O conflito entre diretrizes éticas e uso militar
Segundo Michael, o Pentágono teme que as “preferências de política” incorporadas ao Claude — filtros de segurança e ética definidos pela Anthropic — possam “poluir” as tecnologias das forças armadas.
“Não podemos permitir que uma empresa com preferências de política diferentes, integradas na essência do modelo, afete a cadeia de suprimentos. Isso poderia resultar em combatentes recebendo armamentos ou equipamentos de proteção ineficazes”, afirmou o executivo.
Historicamente, essa classificação de risco é aplicada a empresas de países adversários. A aplicação da medida a uma companhia norte-americana é vista como um movimento sem precedentes.
Batalha Judicial e Resistência da Anthropic
A Anthropic reagiu prontamente, processando a administração de Donald Trump.

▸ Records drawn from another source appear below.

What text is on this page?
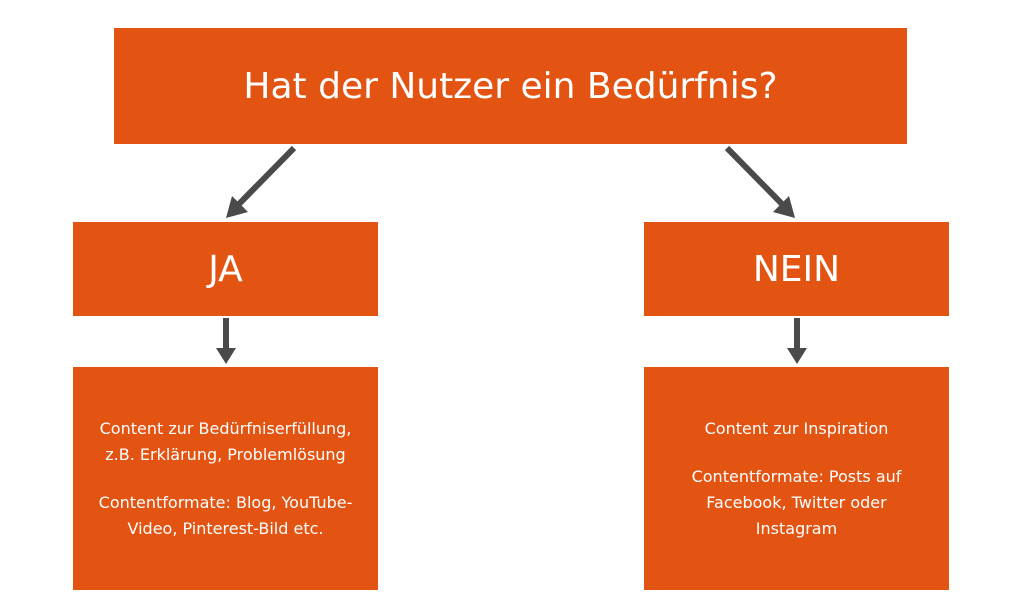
Hat der Nutzer ein Bedürfnis?
JA	NEIN

Content zur Bedürfniserfüllung,
z.B. Erklärung, Problemlösung

Contentformate: Blog, YouTube-
Video, Pinterest-Bild etc.

Content zur Inspiration

Contentformate: Posts auf
Facebook, Twitter oder
Instagram
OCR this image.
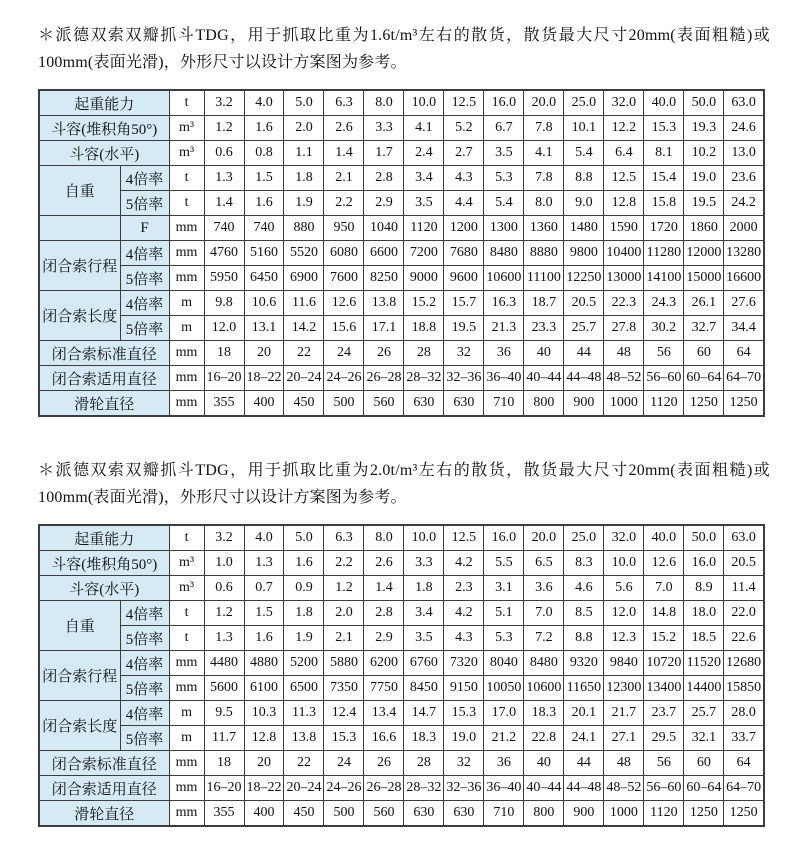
＊派德双索双瓣抓斗TDG，用于抓取比重为1.6t/m³左右的散货，散货最大尺寸20mm(表面粗糙)或100mm(表面光滑)，外形尺寸以设计方案图为参考。

起重能力		t	3.2	4.0	5.0	6.3	8.0	10.0	12.5	16.0	20.0	25.0	32.0	40.0	50.0	63.0
斗容(堆积角50°)		m³	1.2	1.6	2.0	2.6	3.3	4.1	5.2	6.7	7.8	10.1	12.2	15.3	19.3	24.6
斗容(水平)		m³	0.6	0.8	1.1	1.4	1.7	2.4	2.7	3.5	4.1	5.4	6.4	8.1	10.2	13.0
自重	4倍率	t	1.3	1.5	1.8	2.1	2.8	3.4	4.3	5.3	7.8	8.8	12.5	15.4	19.0	23.6
	5倍率	t	1.4	1.6	1.9	2.2	2.9	3.5	4.4	5.4	8.0	9.0	12.8	15.8	19.5	24.2
	F	mm	740	740	880	950	1040	1120	1200	1300	1360	1480	1590	1720	1860	2000
闭合索行程	4倍率	mm	4760	5160	5520	6080	6600	7200	7680	8480	8880	9800	10400	11280	12000	13280
	5倍率	mm	5950	6450	6900	7600	8250	9000	9600	10600	11100	12250	13000	14100	15000	16600
闭合索长度	4倍率	m	9.8	10.6	11.6	12.6	13.8	15.2	15.7	16.3	18.7	20.5	22.3	24.3	26.1	27.6
	5倍率	m	12.0	13.1	14.2	15.6	17.1	18.8	19.5	21.3	23.3	25.7	27.8	30.2	32.7	34.4
闭合索标准直径		mm	18	20	22	24	26	28	32	36	40	44	48	56	60	64
闭合索适用直径		mm	16–20	18–22	20–24	24–26	26–28	28–32	32–36	36–40	40–44	44–48	48–52	56–60	60–64	64–70
滑轮直径		mm	355	400	450	500	560	630	630	710	800	900	1000	1120	1250	1250

＊派德双索双瓣抓斗TDG，用于抓取比重为2.0t/m³左右的散货，散货最大尺寸20mm(表面粗糙)或100mm(表面光滑)，外形尺寸以设计方案图为参考。

起重能力		t	3.2	4.0	5.0	6.3	8.0	10.0	12.5	16.0	20.0	25.0	32.0	40.0	50.0	63.0
斗容(堆积角50°)		m³	1.0	1.3	1.6	2.2	2.6	3.3	4.2	5.5	6.5	8.3	10.0	12.6	16.0	20.5
斗容(水平)		m³	0.6	0.7	0.9	1.2	1.4	1.8	2.3	3.1	3.6	4.6	5.6	7.0	8.9	11.4
自重	4倍率	t	1.2	1.5	1.8	2.0	2.8	3.4	4.2	5.1	7.0	8.5	12.0	14.8	18.0	22.0
	5倍率	t	1.3	1.6	1.9	2.1	2.9	3.5	4.3	5.3	7.2	8.8	12.3	15.2	18.5	22.6
闭合索行程	4倍率	mm	4480	4880	5200	5880	6200	6760	7320	8040	8480	9320	9840	10720	11520	12680
	5倍率	mm	5600	6100	6500	7350	7750	8450	9150	10050	10600	11650	12300	13400	14400	15850
闭合索长度	4倍率	m	9.5	10.3	11.3	12.4	13.4	14.7	15.3	17.0	18.3	20.1	21.7	23.7	25.7	28.0
	5倍率	m	11.7	12.8	13.8	15.3	16.6	18.3	19.0	21.2	22.8	24.1	27.1	29.5	32.1	33.7
闭合索标准直径		mm	18	20	22	24	26	28	32	36	40	44	48	56	60	64
闭合索适用直径		mm	16–20	18–22	20–24	24–26	26–28	28–32	32–36	36–40	40–44	44–48	48–52	56–60	60–64	64–70
滑轮直径		mm	355	400	450	500	560	630	630	710	800	900	1000	1120	1250	1250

A empresa alega que a decisão é ilegal e ameaça centenas de milhões de dólares em contratos.
Embora o governo negue que a medida seja punitiva, o embate escalou após a Anthropic se recusar a remover suas “travas” de segurança — que proíbem o uso da IA para vigilância doméstica em massa ou armas autônomas — conforme exigido por um memorando do Secretário de Defesa, Pete Hegseth, em janeiro de 2026.
Linha do Tempo: Do Contrato ao Banimento
- Julho de 2024: Parceria com a Palantir para levar o Claude ao setor de inteligência.

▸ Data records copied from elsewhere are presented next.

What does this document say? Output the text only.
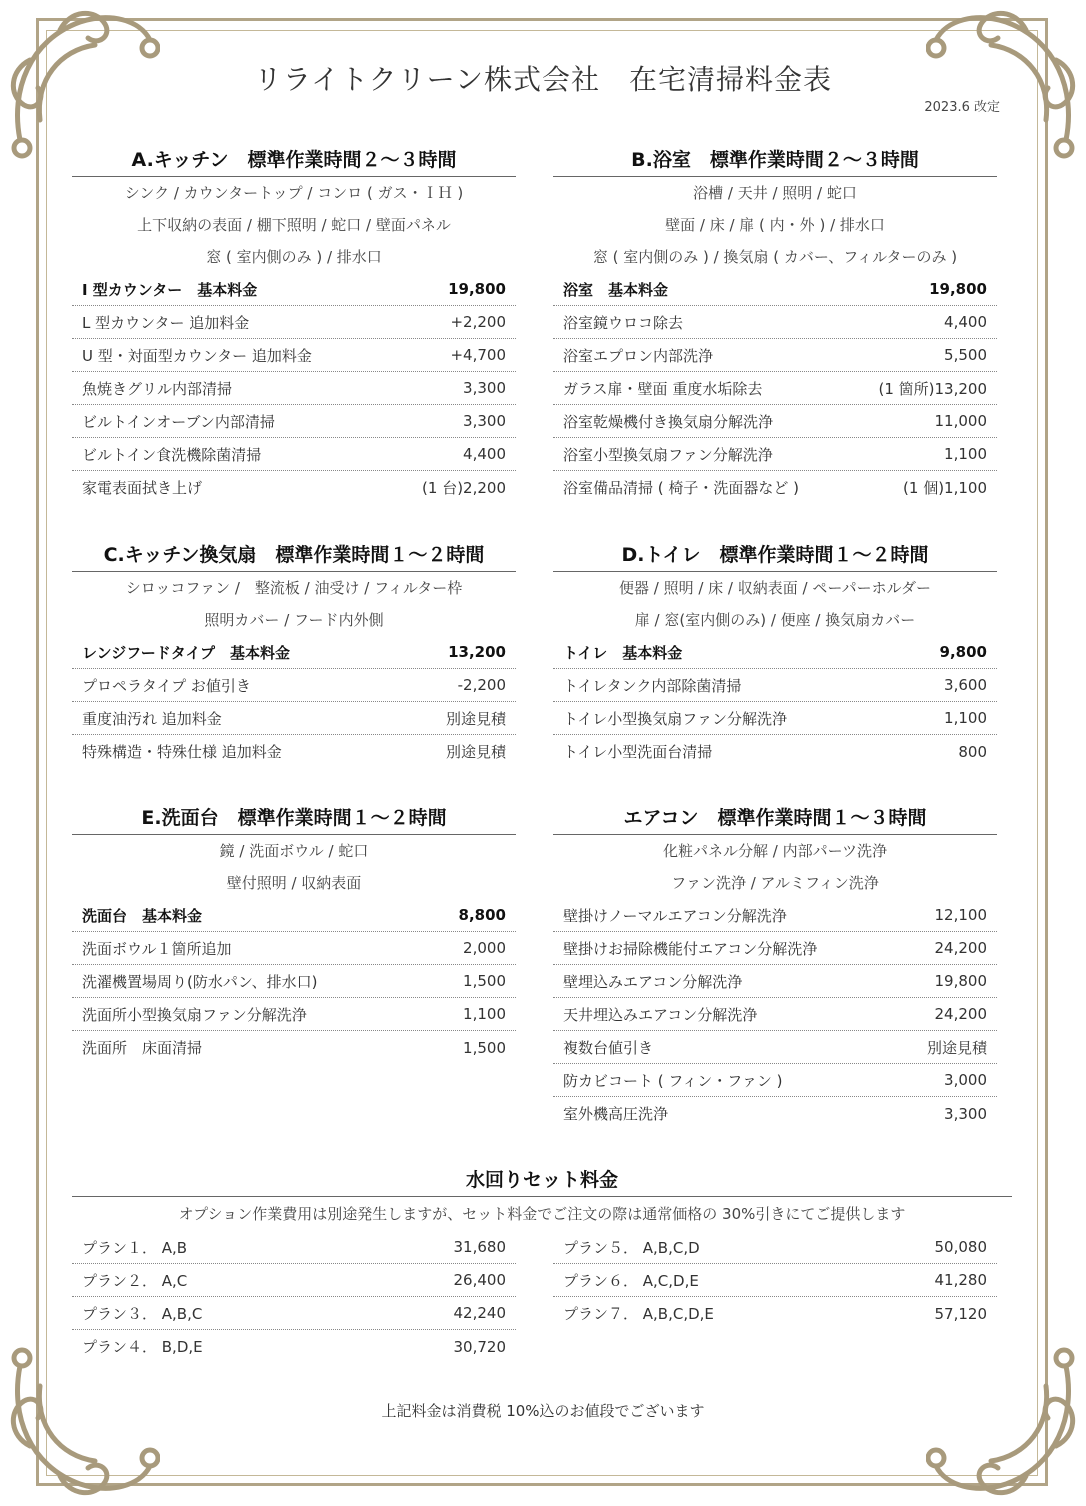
リライトクリーン株式会社　在宅清掃料金表
2023.6 改定
A.キッチン　標準作業時間２～３時間
シンク / カウンタートップ / コンロ ( ガス・ＩＨ )
上下収納の表面 / 棚下照明 / 蛇口 / 壁面パネル
窓 ( 室内側のみ ) / 排水口
I 型カウンター　基本料金	19,800
L 型カウンター 追加料金	+2,200
U 型・対面型カウンター 追加料金	+4,700
魚焼きグリル内部清掃	3,300
ビルトインオーブン内部清掃	3,300
ビルトイン食洗機除菌清掃	4,400
家電表面拭き上げ	(1 台)2,200
B.浴室　標準作業時間２～３時間
浴槽 / 天井 / 照明 / 蛇口
壁面 / 床 / 扉 ( 内・外 ) / 排水口
窓 ( 室内側のみ ) / 換気扇 ( カバー、フィルターのみ )
浴室　基本料金	19,800
浴室鏡ウロコ除去	4,400
浴室エプロン内部洗浄	5,500
ガラス扉・壁面 重度水垢除去	(1 箇所)13,200
浴室乾燥機付き換気扇分解洗浄	11,000
浴室小型換気扇ファン分解洗浄	1,100
浴室備品清掃 ( 椅子・洗面器など )	(1 個)1,100
C.キッチン換気扇　標準作業時間１～２時間
シロッコファン /　整流板 / 油受け / フィルター枠
照明カバー / フード内外側
レンジフードタイプ　基本料金	13,200
プロペラタイプ お値引き	-2,200
重度油汚れ 追加料金	別途見積
特殊構造・特殊仕様 追加料金	別途見積
D.トイレ　標準作業時間１～２時間
便器 / 照明 / 床 / 収納表面 / ペーパーホルダー
扉 / 窓(室内側のみ) / 便座 / 換気扇カバー
トイレ　基本料金	9,800
トイレタンク内部除菌清掃	3,600
トイレ小型換気扇ファン分解洗浄	1,100
トイレ小型洗面台清掃	800
E.洗面台　標準作業時間１～２時間
鏡 / 洗面ボウル / 蛇口
壁付照明 / 収納表面
洗面台　基本料金	8,800
洗面ボウル１箇所追加	2,000
洗濯機置場周り(防水パン、排水口)	1,500
洗面所小型換気扇ファン分解洗浄	1,100
洗面所　床面清掃	1,500
エアコン　標準作業時間１～３時間
化粧パネル分解 / 内部パーツ洗浄
ファン洗浄 / アルミフィン洗浄
壁掛けノーマルエアコン分解洗浄	12,100
壁掛けお掃除機能付エアコン分解洗浄	24,200
壁埋込みエアコン分解洗浄	19,800
天井埋込みエアコン分解洗浄	24,200
複数台値引き	別途見積
防カビコート ( フィン・ファン )	3,000
室外機高圧洗浄	3,300
水回りセット料金
オプション作業費用は別途発生しますが、セット料金でご注文の際は通常価格の 30%引きにてご提供します
プラン１． A,B	31,680
プラン２． A,C	26,400
プラン３． A,B,C	42,240
プラン４． B,D,E	30,720
プラン５． A,B,C,D	50,080
プラン６． A,C,D,E	41,280
プラン７． A,B,C,D,E	57,120
上記料金は消費税 10%込のお値段でございます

- Julho de 2025: Pentágono concede US$ 200 milhões à Anthropic para desenvolvimento de IA de fronteira.
- Janeiro de 2026: Novo memorando exige cláusula de “qualquer uso lícito”, confrontando as políticas de segurança da Anthropic.
- 27 de Fevereiro de 2026: Após a Anthropic recusar a remoção de salvaguardas, o governo Trump ordena a interrupção do uso de seus produtos e classifica a empresa como risco à cadeia de suprimentos.

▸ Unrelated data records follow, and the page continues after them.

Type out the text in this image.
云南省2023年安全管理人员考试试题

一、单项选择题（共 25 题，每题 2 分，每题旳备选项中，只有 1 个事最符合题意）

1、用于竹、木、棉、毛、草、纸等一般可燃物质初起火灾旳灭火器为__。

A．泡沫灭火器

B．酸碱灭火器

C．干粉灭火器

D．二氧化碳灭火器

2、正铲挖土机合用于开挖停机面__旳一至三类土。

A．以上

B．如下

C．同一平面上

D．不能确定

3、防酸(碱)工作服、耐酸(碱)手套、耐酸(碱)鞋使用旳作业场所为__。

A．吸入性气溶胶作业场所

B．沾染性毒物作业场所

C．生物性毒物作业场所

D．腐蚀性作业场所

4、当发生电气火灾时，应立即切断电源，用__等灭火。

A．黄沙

- 28 de Fevereiro de 2026: A OpenAI (Sam Altman) aceita os termos do governo e ocupa o espaço deixado pela Anthropic na rede do Departamento de Defesa.
- Início de Março de 2026: A Anthropic entra oficialmente na justiça para reverter a classificação, enquanto o Pentágono inicia um plano de transição para substituir a tecnologia Claude em seus sistemas.
Situação Atual
Apesar da restrição, a substituição do Claude não é imediata. Empresas como a Palantir ainda utilizam o modelo, e o próprio Pentágono reconhece que o processo de transição é complexo. “Não é como o Outlook, que você pode simplesmente apagar”, comparou Emil Michael. O desfecho agora depende dos tribunais, onde a Anthropic tenta provar que sua “IA constitucional” não representa uma ameaça, mas uma camada necessária de segurança.